Here is a photo from a real patient who suffered from globe subluxation. This is from a recent publication of a case report and all copyright belongs to the original authors and journal .
Quite a scene right? No doubt this is very unnerving to the patient as well as to the doctor!
According to this article, the most common risk factor associated with spontaneous globe luxation (SGL) is proptosis (that just means the eyeball is bulging) from having shallow orbits (eye sockets) or things growing in the back of the eyeball. The most common stuff growing behind the eyeball is actually from a condition called thyroid eye disease, in which excess fat and fibroblasts accumulate in the eye socket. Interestingly people with African descent tend to have shallow eye sockets and their eyes generally appear a little more bulging due to this reason. Other factors include loose tissues and muscles supporting the eye, loose eyelid, or having too much fat in the eye socket due to obesity.
So what harm does globe subluxation do? Seems obvious that an eyeball hanging out is an eyeball not working well for its function, which is seeing. Indeed, if this is severe or goes on for a long time, the optic nerve may be damaged, resulting in vision loss, sometimes permanent. On the other hand, when the eyeball is out, it’s not covered by the lids, and the surface drys out quickly, which can cause pain, light sensitivity and blurry vision immediately. If you think about it, our eyelids really do a good job protecting the eyeball, you can simply close your eyes. With eye protruding out like in the photo above, the eyeball is left there to dry up and exposed to the outside world should something hit or scratch on it.
So how do you pop the eyeball back in? First, relax. Then ask the patient to lay down with face up (or recline on your exam chair). Ask the patient to look down while you gently apply pressure on the globe downward and inward. You can use a cotton swab to roll the eyelids back while applying pressure to the globe .

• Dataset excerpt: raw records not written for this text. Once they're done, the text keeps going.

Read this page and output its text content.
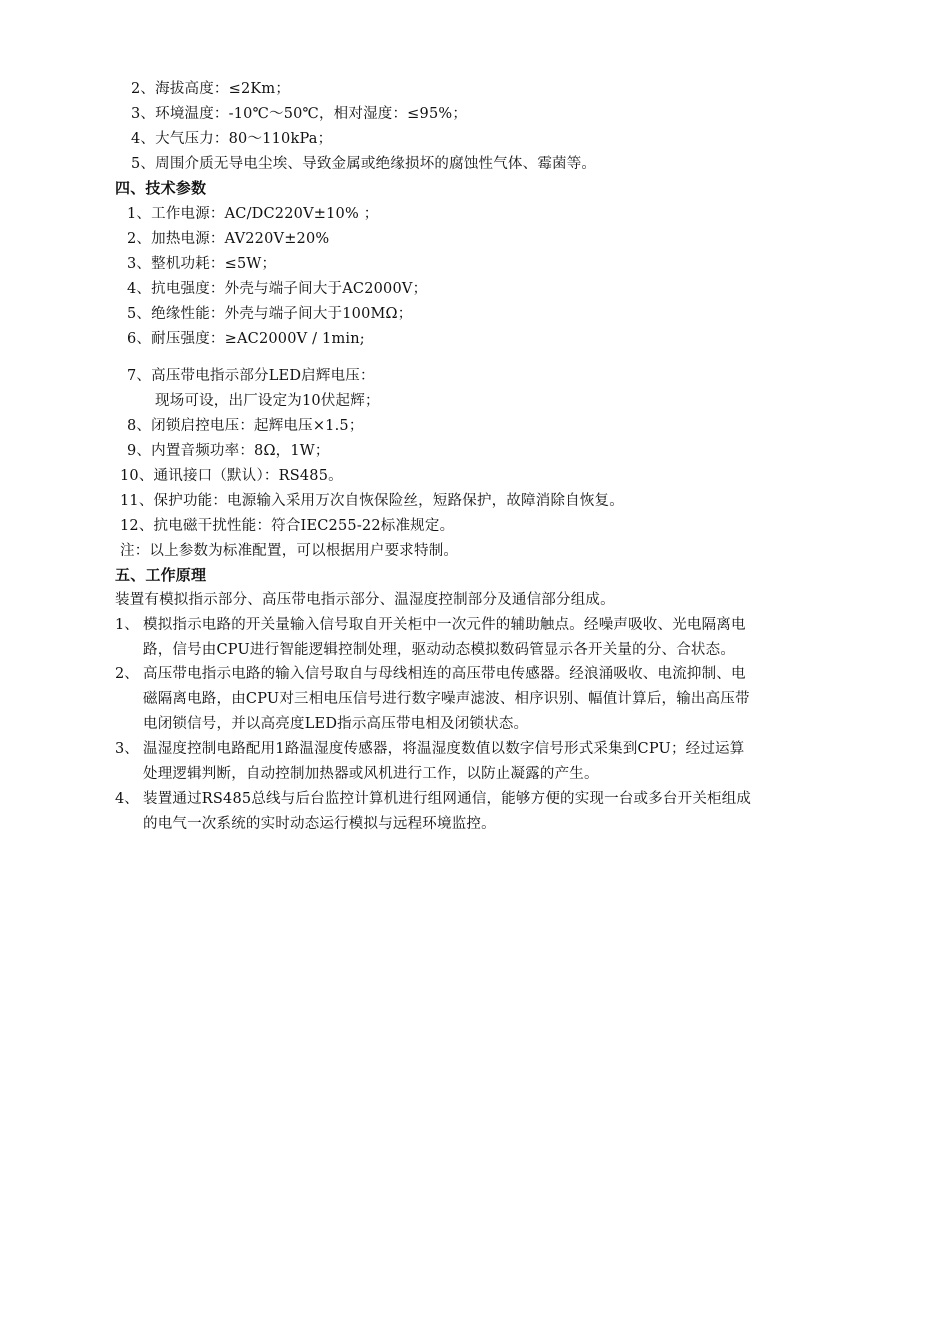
2、海拔高度：≤2Km；
3、环境温度：-10℃～50℃，相对湿度：≤95%；
4、大气压力：80～110kPa；
5、周围介质无导电尘埃、导致金属或绝缘损坏的腐蚀性气体、霉菌等。
四、技术参数
1、工作电源：AC/DC220V±10% ；
2、加热电源：AV220V±20%
3、整机功耗：≤5W；
4、抗电强度：外壳与端子间大于AC2000V；
5、绝缘性能：外壳与端子间大于100MΩ；
6、耐压强度：≥AC2000V / 1min;
7、高压带电指示部分LED启辉电压：
现场可设，出厂设定为10伏起辉；
8、闭锁启控电压：起辉电压×1.5；
9、内置音频功率：8Ω，1W；
10、通讯接口（默认）：RS485。
11、保护功能：电源输入采用万次自恢保险丝，短路保护，故障消除自恢复。
12、抗电磁干扰性能：符合IEC255-22标准规定。
注：以上参数为标准配置，可以根据用户要求特制。
五、工作原理
装置有模拟指示部分、高压带电指示部分、温湿度控制部分及通信部分组成。
1、 模拟指示电路的开关量输入信号取自开关柜中一次元件的辅助触点。经噪声吸收、光电隔离电
路，信号由CPU进行智能逻辑控制处理，驱动动态模拟数码管显示各开关量的分、合状态。
2、 高压带电指示电路的输入信号取自与母线相连的高压带电传感器。经浪涌吸收、电流抑制、电
磁隔离电路，由CPU对三相电压信号进行数字噪声滤波、相序识别、幅值计算后，输出高压带
电闭锁信号，并以高亮度LED指示高压带电相及闭锁状态。
3、 温湿度控制电路配用1路温湿度传感器，将温湿度数值以数字信号形式采集到CPU；经过运算
处理逻辑判断，自动控制加热器或风机进行工作，以防止凝露的产生。
4、 装置通过RS485总线与后台监控计算机进行组网通信，能够方便的实现一台或多台开关柜组成
的电气一次系统的实时动态运行模拟与远程环境监控。
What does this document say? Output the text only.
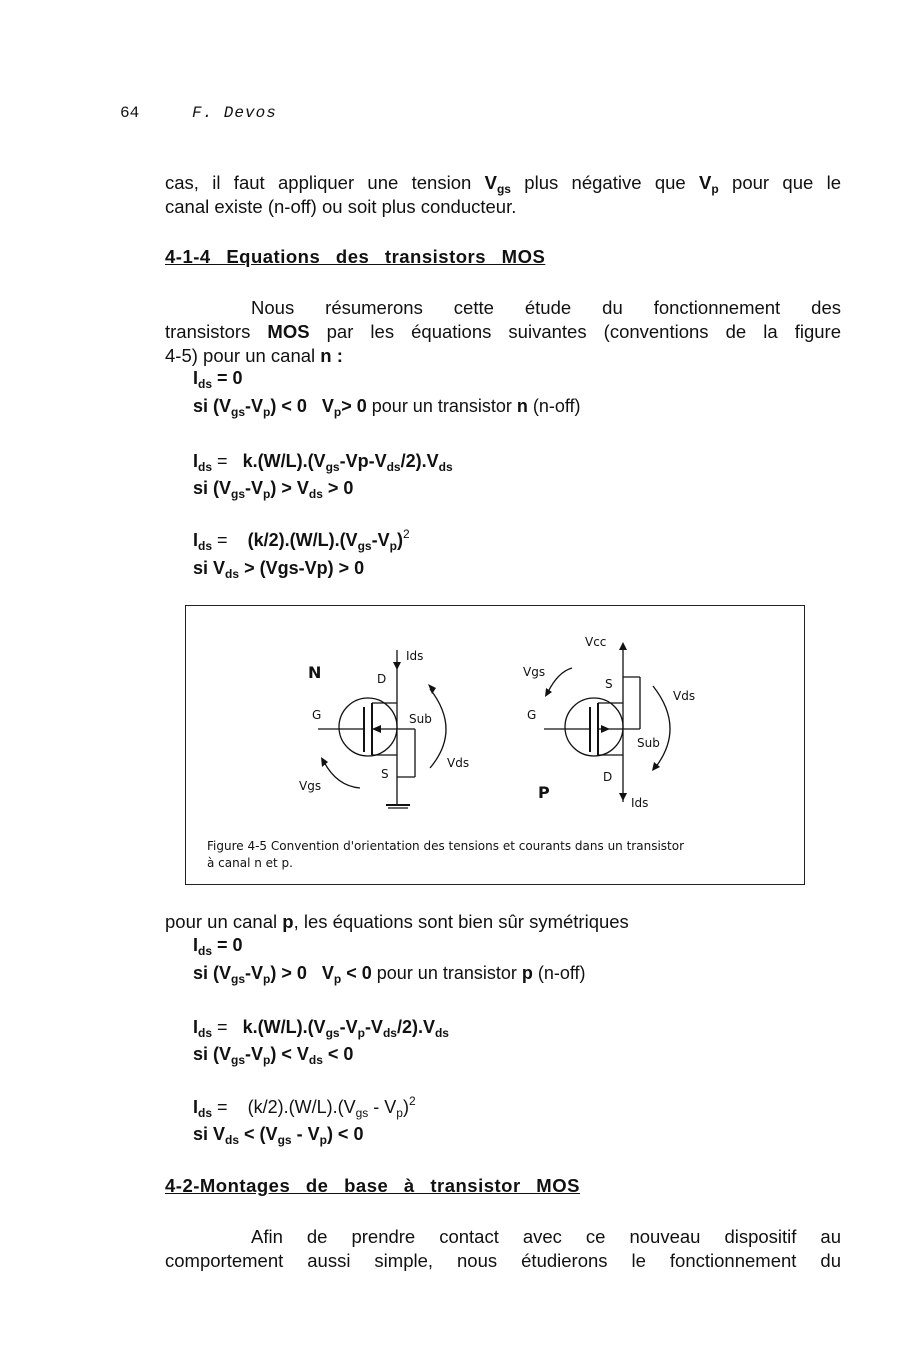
64	F. Devos
cas, il faut appliquer une tension $V_{gs}$ plus négative que $V_p$ pour que le
canal existe (n-off) ou soit plus conducteur.
4-1-4 Equations des transistors MOS
Nous résumerons cette étude du fonctionnement des
transistors MOS par les équations suivantes (conventions de la figure
4-5) pour un canal n :
$I_{ds} = 0$
si $(V_{gs}-V_p) < 0$   $V_p> 0$ pour un transistor n (n-off)
$I_{ds} = k.(W/L).(V_{gs}-Vp-V_{ds}/2).V_{ds}$
si $(V_{gs}-V_p) > V_{ds} > 0$
$I_{ds} = (k/2).(W/L).(V_{gs}-V_p)^2$
si $V_{ds} > (Vgs-Vp) > 0$
N
Ids
D
G	Sub
S
Vds
Vgs	P
Vcc
Vgs
S
G
Vds
Sub
D
Ids
Figure 4-5 Convention d'orientation des tensions et courants dans un transistor
à canal n et p.
pour un canal p, les équations sont bien sûr symétriques
$I_{ds} = 0$
si $(V_{gs}-V_p) > 0$   $V_p < 0$ pour un transistor p (n-off)
$I_{ds} = k.(W/L).(V_{gs}-V_p-V_{ds}/2).V_{ds}$
si $(V_{gs}-V_p) < V_{ds} < 0$
$I_{ds} = (k/2).(W/L).(V_{gs} - V_p)^2$
si $V_{ds} < (V_{gs} - V_p) < 0$
4-2-Montages de base à transistor MOS
Afin de prendre contact avec ce nouveau dispositif au
comportement aussi simple, nous étudierons le fonctionnement du
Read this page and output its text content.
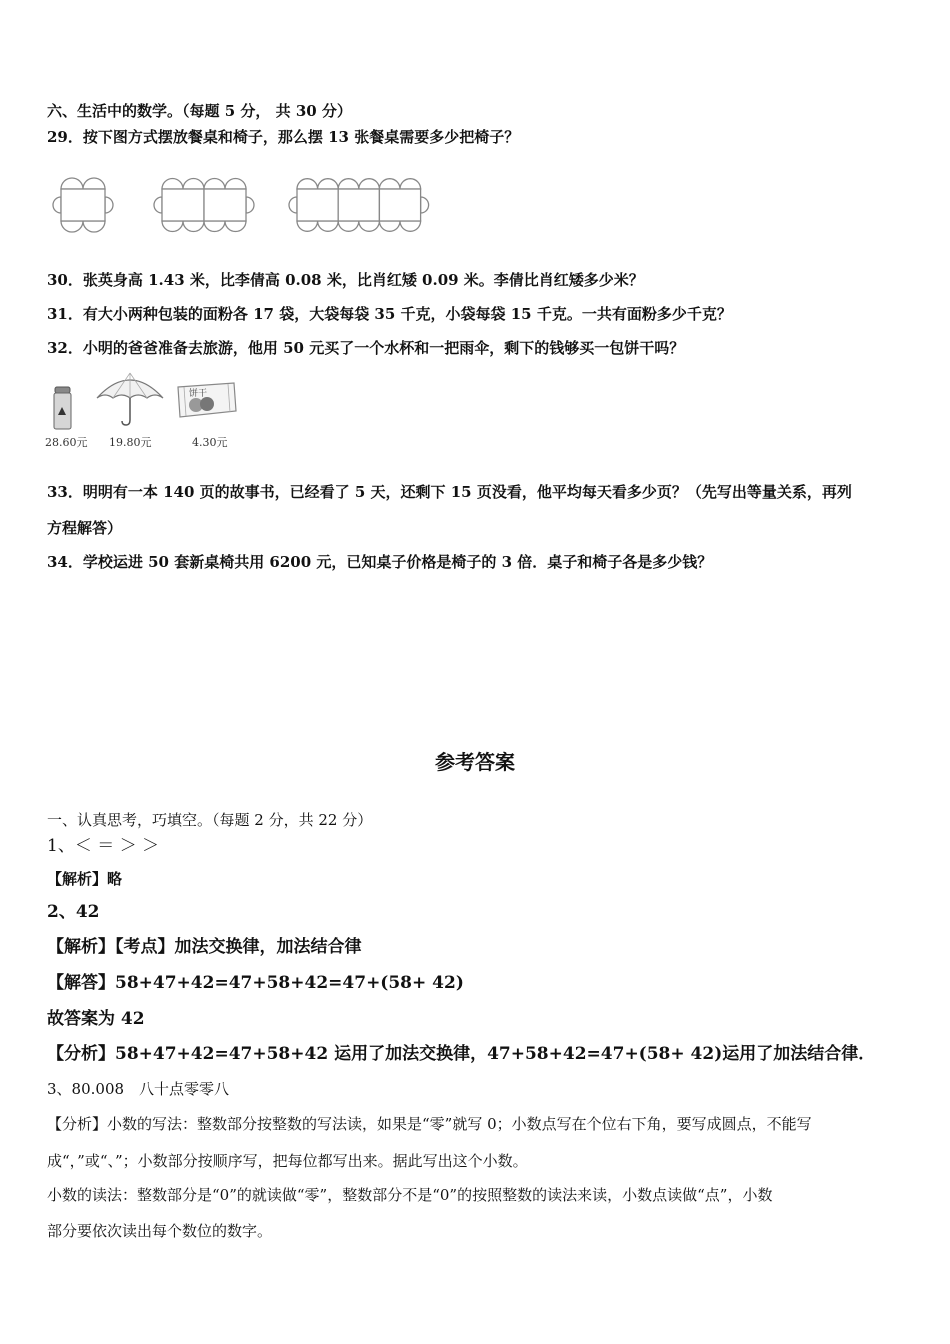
六、生活中的数学。（每题 5 分， 共 30 分）
29．按下图方式摆放餐桌和椅子，那么摆 13 张餐桌需要多少把椅子？
30．张英身高 1.43 米，比李倩高 0.08 米，比肖红矮 0.09 米。李倩比肖红矮多少米？
31．有大小两种包装的面粉各 17 袋，大袋每袋 35 千克，小袋每袋 15 千克。一共有面粉多少千克？
32．小明的爸爸准备去旅游，他用 50 元买了一个水杯和一把雨伞，剩下的钱够买一包饼干吗？
饼干
28.60元 19.80元	4.30元
33．明明有一本 140 页的故事书，已经看了 5 天，还剩下 15 页没看，他平均每天看多少页？（先写出等量关系，再列
方程解答）
34．学校运进 50 套新桌椅共用 6200 元，已知桌子价格是椅子的 3 倍．桌子和椅子各是多少钱？
参考答案
一、认真思考，巧填空。（每题 2 分，共 22 分）
1、＜ ＝ ＞ ＞
【解析】略
2、42
【解析】【考点】加法交换律，加法结合律
【解答】58+47+42=47+58+42=47+(58+ 42)
故答案为 42
【分析】58+47+42=47+58+42 运用了加法交换律，47+58+42=47+(58+ 42)运用了加法结合律．
3、80.008　八十点零零八
【分析】小数的写法：整数部分按整数的写法读，如果是“零”就写 0；小数点写在个位右下角，要写成圆点，不能写
成“，”或“、”；小数部分按顺序写，把每位都写出来。据此写出这个小数。
小数的读法：整数部分是“0”的就读做“零”，整数部分不是“0”的按照整数的读法来读，小数点读做“点”，小数
部分要依次读出每个数位的数字。
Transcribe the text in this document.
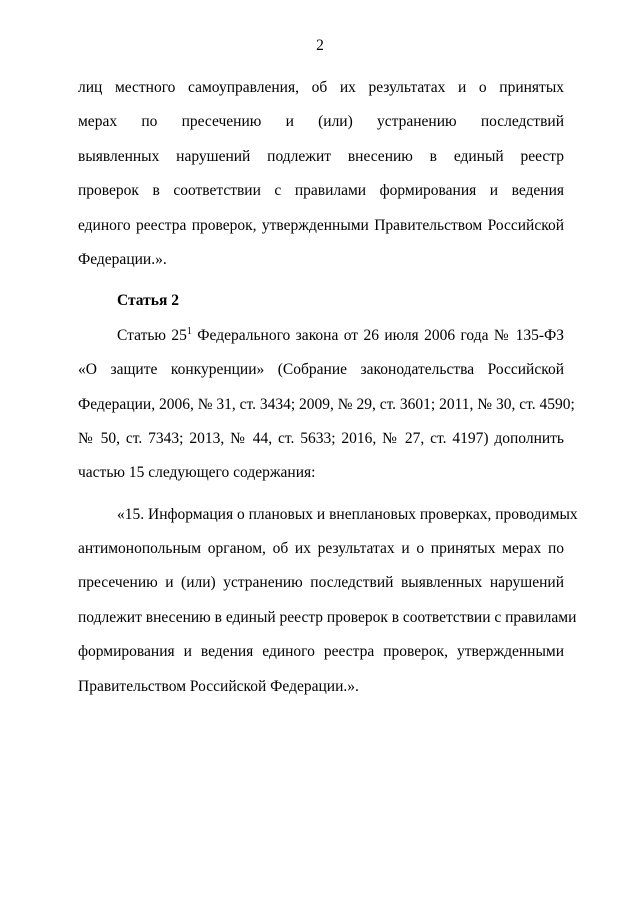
2
лиц местного самоуправления, об их результатах и о принятых
мерах по пресечению и (или) устранению последствий
выявленных нарушений подлежит внесению в единый реестр
проверок в соответствии с правилами формирования и ведения
единого реестра проверок, утвержденными Правительством Российской
Федерации.».
Статья 2
Статью $25^1$ Федерального закона от 26 июля 2006 года № 135-ФЗ
«О защите конкуренции» (Собрание законодательства Российской
Федерации, 2006, № 31, ст. 3434; 2009, № 29, ст. 3601; 2011, № 30, ст. 4590;
№ 50, ст. 7343; 2013, № 44, ст. 5633; 2016, № 27, ст. 4197) дополнить
частью 15 следующего содержания:
«15. Информация о плановых и внеплановых проверках, проводимых
антимонопольным органом, об их результатах и о принятых мерах по
пресечению и (или) устранению последствий выявленных нарушений
подлежит внесению в единый реестр проверок в соответствии с правилами
формирования и ведения единого реестра проверок, утвержденными
Правительством Российской Федерации.».
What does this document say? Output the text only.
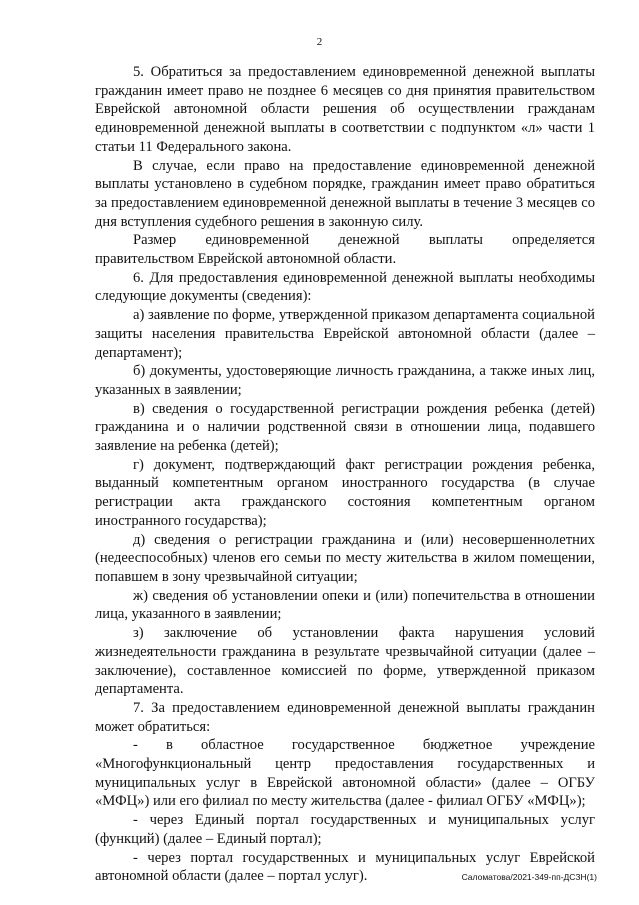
2

5. Обратиться за предоставлением единовременной денежной выплаты гражданин имеет право не позднее 6 месяцев со дня принятия правительством Еврейской автономной области решения об осуществлении гражданам единовременной денежной выплаты в соответствии с подпунктом «л» части 1 статьи 11 Федерального закона.

В случае, если право на предоставление единовременной денежной выплаты установлено в судебном порядке, гражданин имеет право обратиться за предоставлением единовременной денежной выплаты в течение 3 месяцев со дня вступления судебного решения в законную силу.

Размер единовременной денежной выплаты определяется правительством Еврейской автономной области.

6. Для предоставления единовременной денежной выплаты необходимы следующие документы (сведения):

а) заявление по форме, утвержденной приказом департамента социальной защиты населения правительства Еврейской автономной области (далее – департамент);

б) документы, удостоверяющие личность гражданина, а также иных лиц, указанных в заявлении;

в) сведения о государственной регистрации рождения ребенка (детей) гражданина и о наличии родственной связи в отношении лица, подавшего заявление на ребенка (детей);

г) документ, подтверждающий факт регистрации рождения ребенка, выданный компетентным органом иностранного государства (в случае регистрации акта гражданского состояния компетентным органом иностранного государства);

д) сведения о регистрации гражданина и (или) несовершеннолетних (недееспособных) членов его семьи по месту жительства в жилом помещении, попавшем в зону чрезвычайной ситуации;

ж) сведения об установлении опеки и (или) попечительства в отношении лица, указанного в заявлении;

з) заключение об установлении факта нарушения условий жизнедеятельности гражданина в результате чрезвычайной ситуации (далее – заключение), составленное комиссией по форме, утвержденной приказом департамента.

7. За предоставлением единовременной денежной выплаты гражданин может обратиться:

- в областное государственное бюджетное учреждение «Многофункциональный центр предоставления государственных и муниципальных услуг в Еврейской автономной области» (далее – ОГБУ «МФЦ») или его филиал по месту жительства (далее - филиал ОГБУ «МФЦ»);

- через Единый портал государственных и муниципальных услуг (функций) (далее – Единый портал);

- через портал государственных и муниципальных услуг Еврейской автономной области (далее – портал услуг).	Саломатова/2021-349-пп-ДСЗН(1)
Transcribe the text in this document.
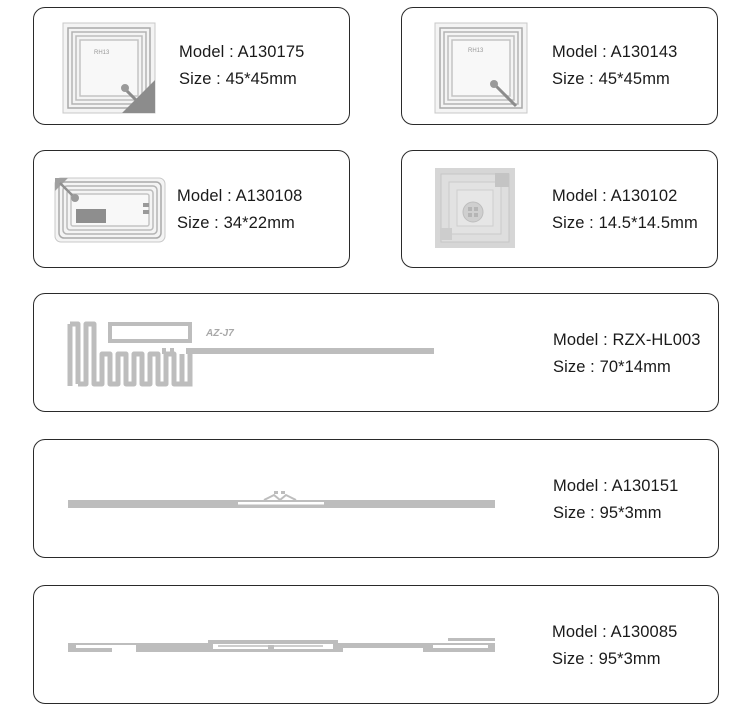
RH13	Model : A130175
Size : 45*45mm
RH13	Model : A130143
Size : 45*45mm
Model : A130108
Size : 34*22mm
Model : A130102
Size : 14.5*14.5mm
AZ-J7	Model : RZX-HL003
Size : 70*14mm
Model : A130151
Size : 95*3mm
Model : A130085
Size : 95*3mm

Lastly, after the eye goes back to normal, we should probably do some investigation as to why it’s out in the first place. As mentioned above, thyroid eye disease, floppy eyelid syndrome, or maybe even a tumor behind the eye can make a patient prone to developing globe subluxation. So these need to be ruled out.
When I think back about my patient, I wonder if that’s actually not the first time this happened to her. She could not see her eyes, how would she know her eye popped out if she had no prior experience? To me, that was not a true globe subluxation, but rather an eyelid retraction. But her eyelid being so loose and retracting easily should also raise some suspicion on my part to work up further for thyroid eye disease and floppy eyelid syndrome.
According to literature, this is a very rare condition. However it can happen when maneuvering eyelids including when rubbing or inserting/removing contact lenses. I feel lucky that so far I have not encountered this with numerous patients that I have worked with for contact lens I/R training. But the moral of the story is that don’t touch your eyes, cause they can pop out (just exaggerating).